Una clamorosa vincita al Superenalotto pari a 101 milioni di euro lordi ha innescato un acceso contenzioso patrimoniale tra due ex compagni legati dal 2021 da un’unione civile. I protagonisti della vicenda giudiziaria sono un estetista quarantenne originario di Lucca e un bancario di poco più grande residente a Bassano del Grappa, in provincia di Vicenza. La coppia aveva scelto all’inizio il regime della comunione dei beni, ma verso la metà del 2023 la convivenza è andata incontro a una rottura profonda che ha determinato la fine della vita comune.
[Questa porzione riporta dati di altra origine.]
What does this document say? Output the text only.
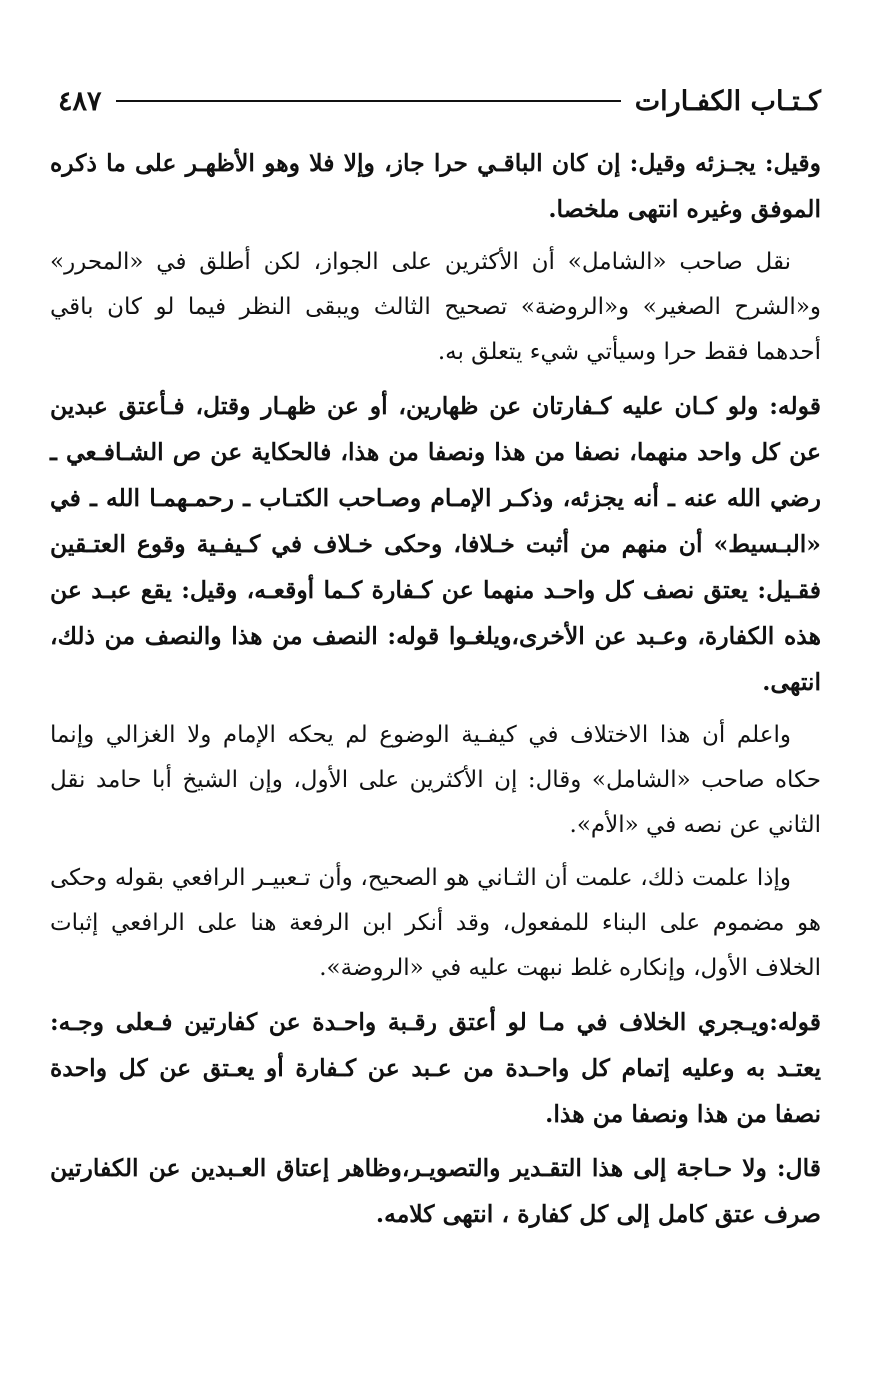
كـتـاب الكفـارات
٤٨٧

وقيل: يجـزئه وقيل: إن كان الباقـي حرا جاز، وإلا فلا وهو الأظهـر على ما ذكره الموفق وغيره انتهى ملخصا.

نقل صاحب «الشامل» أن الأكثرين على الجواز، لكن أطلق في «المحرر» و«الشرح الصغير» و«الروضة» تصحيح الثالث ويبقى النظر فيما لو كان باقي أحدهما فقط حرا وسيأتي شيء يتعلق به.

قوله: ولو كـان عليه كـفارتان عن ظهارين، أو عن ظهـار وقتل، فـأعتق عبدين عن كل واحد منهما، نصفا من هذا ونصفا من هذا، فالحكاية عن ص الشـافـعي ـ رضي الله عنه ـ أنه يجزئه، وذكـر الإمـام وصـاحب الكتـاب ـ رحمـهمـا الله ـ في «البـسيط» أن منهم من أثبت خـلافا، وحكى خـلاف في كـيفـية وقوع العتـقين فقـيل: يعتق نصف كل واحـد منهما عن كـفارة كـما أوقعـه، وقيل: يقع عبـد عن هذه الكفارة، وعـبد عن الأخرى،ويلغـوا قوله: النصف من هذا والنصف من ذلك، انتهى.

واعلم أن هذا الاختلاف في كيفـية الوضوع لم يحكه الإمام ولا الغزالي وإنما حكاه صاحب «الشامل» وقال: إن الأكثرين على الأول، وإن الشيخ أبا حامد نقل الثاني عن نصه في «الأم».

وإذا علمت ذلك، علمت أن الثـاني هو الصحيح، وأن تـعبيـر الرافعي بقوله وحكى هو مضموم على البناء للمفعول، وقد أنكر ابن الرفعة هنا على الرافعي إثبات الخلاف الأول، وإنكاره غلط نبهت عليه في «الروضة».

قوله:ويـجري الخلاف في مـا لو أعتق رقـبة واحـدة عن كفارتين فـعلى وجـه: يعتـد به وعليه إتمام كل واحـدة من عـبد عن كـفارة أو يعـتق عن كل واحدة نصفا من هذا ونصفا من هذا.

قال: ولا حـاجة إلى هذا التقـدير والتصويـر،وظاهر إعتاق العـبدين عن الكفارتين صرف عتق كامل إلى كل كفارة ، انتهى كلامه.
I due partner non hanno però formalizzato la separazione davanti a un ufficiale di stato civile o con un ricorso in tribunale, restando separati “di fatto”, uno status che mantiene inalterati tutti gli effetti del regime patrimoniale. Nel maggio del 2024, durante un soggiorno a Napoli, l’estetista toscano ha tentato la fortuna centrando il “sei”, uno dei montepremi più alti della storia del concorso, scegliendo tuttavia di non rivelare nulla all’ex compagno e custodendo il segreto per oltre un anno.
Le indagini private, la scoperta del conto a nove zeri e la diffida legale
Il mutamento improvviso dello stile di vita dell’estetista, caratterizzato da spese cospicue e acquisti di alto profilo incompatibili con i guadagni della sua attività, ha insospettito il bancario veneto, che ha deciso di affidarsi a un’agenzia investigativa privata. Gli accertamenti patrimoniali hanno documentato l’acquisto recente di un immobile di pregio tramite visure catastali e l’intestazione di un’autovettura di lusso rilevata al Pubblico Registro Automobilistico, fino a scoprire un estratto conto bancario con cifre a nove zeri. Davanti all’evidenza dei documenti contabili, l’estetista ha dovuto ammettere il colpo milionario. A quel punto il bancario si è rivolto allo studio legale romano Associazione Italia, che ha inoltrato una diffida via posta elettronica certificata con due alternative: il versamento di un assegno di mantenimento mensile di 6.000 euro rapportato al nuovo tenore di vita oppure una transazione tombale con la liquidazione una tantum di 40 milioni di euro a titolo di quota dell’incasso netto, aprendo un confronto stragiudiziale prima di un’eventuale causa civile ordinaria.
La legge Cirinnà e gli effetti della comunione legale sulle vincite
La disputa chiama in causa la legge 76 del 2016, nota come legge Cirinnà, che estende alle unioni civili le disposizioni del Codice Civile sul regime della comunione legale dei beni. L’orientamento consolidato della Corte di Cassazione prevede che tutti gli acquisti e gli incrementi patrimoniali avvenuti durante l’unione confluiscano nella comunione, incluse le vincite a lotterie e concorsi a premi nazionali, anche qualora la schedina sia stata pagata con risorse personali da uno solo dei partner. Poiché la semplice separazione non formalizzata non interrompe la comunione dei beni, la quale cessa esclusivamente con un provvedimento formale di separazione giudiziale, con l’omologazione della consensuale o con lo scioglimento dell’unione civile, le entrate straordinarie continuano a essere condivise. Se le parti non troveranno un accordo economico privato, spetterà ai giudici del tribunale ordinario quantificare la divisione dell’attivo comune o determinare l’importo dell’assegno spettante all’ex compagno.